Selain memperbesar jumlah pasukan, Berlin juga mulai memfokuskan diri pada modernisasi teknologi militer. Pemerintah Jerman mengintegrasikan kecerdasan buatan dan otomatisasi dalam perencanaan pertahanan, menandai arah baru strategi keamanan yang tidak lagi semata-mata bertumpu pada kekuatan konvensional.
Kanselir Jerman, Friedrich Merz, bahkan secara terbuka menyatakan ambisinya menjadikan Bundeswehr sebagai kekuatan militer konvensional terkuat di Uni Eropa.
“Kita akan menjadikan Bundeswehr sebagai angkatan darat konvensional terkuat di Eropa sesegera mungkin, angkatan yang mampu bertempur jika diperlukan,” ujar Merz dalam forum keamanan internasional.

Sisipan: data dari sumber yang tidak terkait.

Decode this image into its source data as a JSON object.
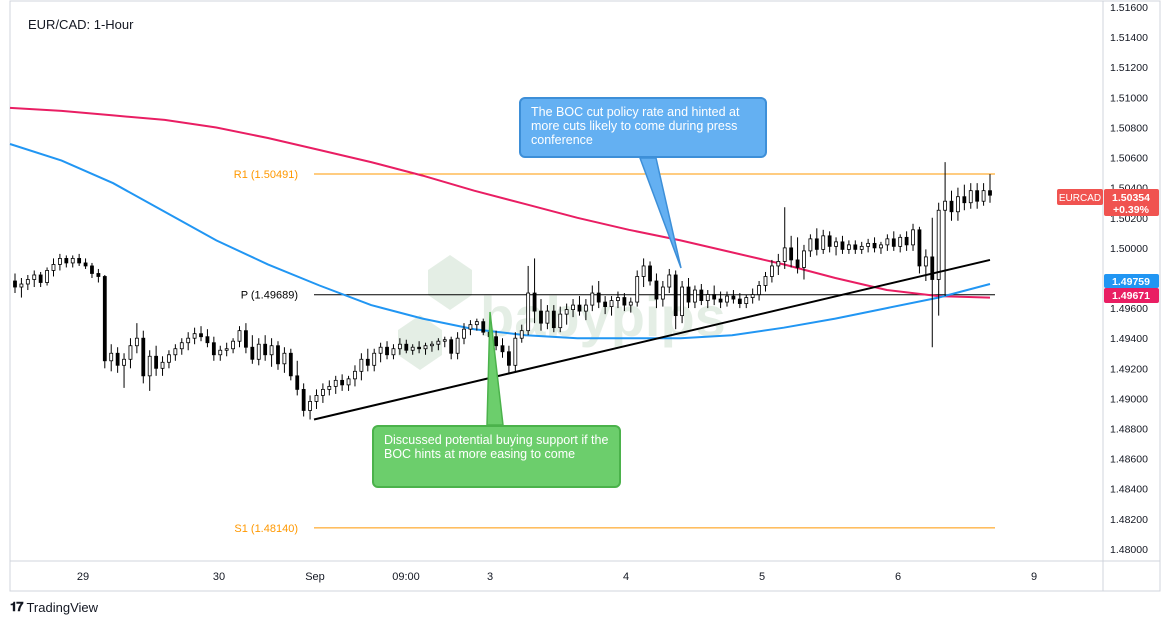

Transformasi ini menandai perubahan besar dalam doktrin pertahanan Jerman yang selama puluhan tahun cenderung menahan diri akibat bayang-bayang sejarah perang dunia.
Berlin juga menyiapkan investasi pertahanan raksasa bernilai lebih dari 100 miliar euro untuk mendukung agenda tersebut. Dana itu diarahkan untuk memperkuat sistem pertahanan udara, pengembangan senjata presisi jarak jauh, modernisasi satelit militer, serta revitalisasi industri pertahanan nasional.
Selain memperbesar kekuatan dalam negeri, Jerman mulai memperluas kehadiran militernya di kawasan timur NATO. Untuk pertama kalinya sejak perang dunia, Berlin menempatkan brigade penuh Bundeswehr di Lithuania guna memperkuat sayap timur aliansi menghadapi Rusia.
Pemerintah Jerman bahkan secara resmi mengadopsi strategi pertahanan baru yang menempatkan Rusia sebagai ancaman utama keamanan Eropa. Kebijakan ini memicu respons keras dari Kremlin.
Juru bicara Kremlin, Dmitry Peskov, memperingatkan bahwa strategi baru Berlin berpotensi membawa Eropa menuju jalur berbahaya yang pernah terjadi dalam sejarah.
“Yang terpenting adalah Berlin tidak menyeret negara-negara lain ke jalan yang sama seperti yang telah ditempuhnya beberapa kali dalam sejarah,” kata Peskov.
Nada yang lebih keras datang dari Wakil Ketua Dewan Keamanan Rusia, Dmitry Medvedev. Dalam artikelnya menjelang peringatan kemenangan Uni Soviet atas Nazi Jerman, Medvedev menuduh Barat tengah membangun militerisasi agresif dengan menjadikan Rusia sebagai musuh bersama.

Ilustrasi militer Jerman atau Bundeswehr. – (tangkapan layar)
Ia bahkan menyebut potensi konflik masa depan sebagai “Operasi Barbarossa 2.0”, merujuk pada invasi Nazi Jerman ke Uni Soviet pada Perang Dunia II.
“Tanggapan kita hanya bisa berupa keamanan Rusia melalui rasa takut yang mendalam terhadap Eropa,” tulis Medvedev.
Sementara itu, Moskow terus membantah tuduhan bahwa Rusia memiliki rencana menyerang negara-negara NATO. Pemerintah Rusia menyebut berbagai narasi ancaman Rusia yang digunakan Eropa untuk mempercepat pembangunan militer sebagai “omong kosong”.
Namun di sisi lain, pejabat Jerman dan Uni Eropa justru semakin sering memperingatkan potensi konfrontasi langsung dengan Rusia pada akhir dekade ini. Pistorius sebelumnya menyatakan Rusia dapat menyerang negara anggota NATO “paling cepat pada 2028”, sementara sejumlah pejabat Eropa menyebut 2029 sebagai target kesiapan perang kawasan.
Ketegangan ini kini memunculkan kekhawatiran baru di Eropa: apakah benua itu sedang memasuki era perlombaan senjata modern yang baru, dengan trauma sejarah perang besar kembali menghantui hubungan Berlin dan Moskow.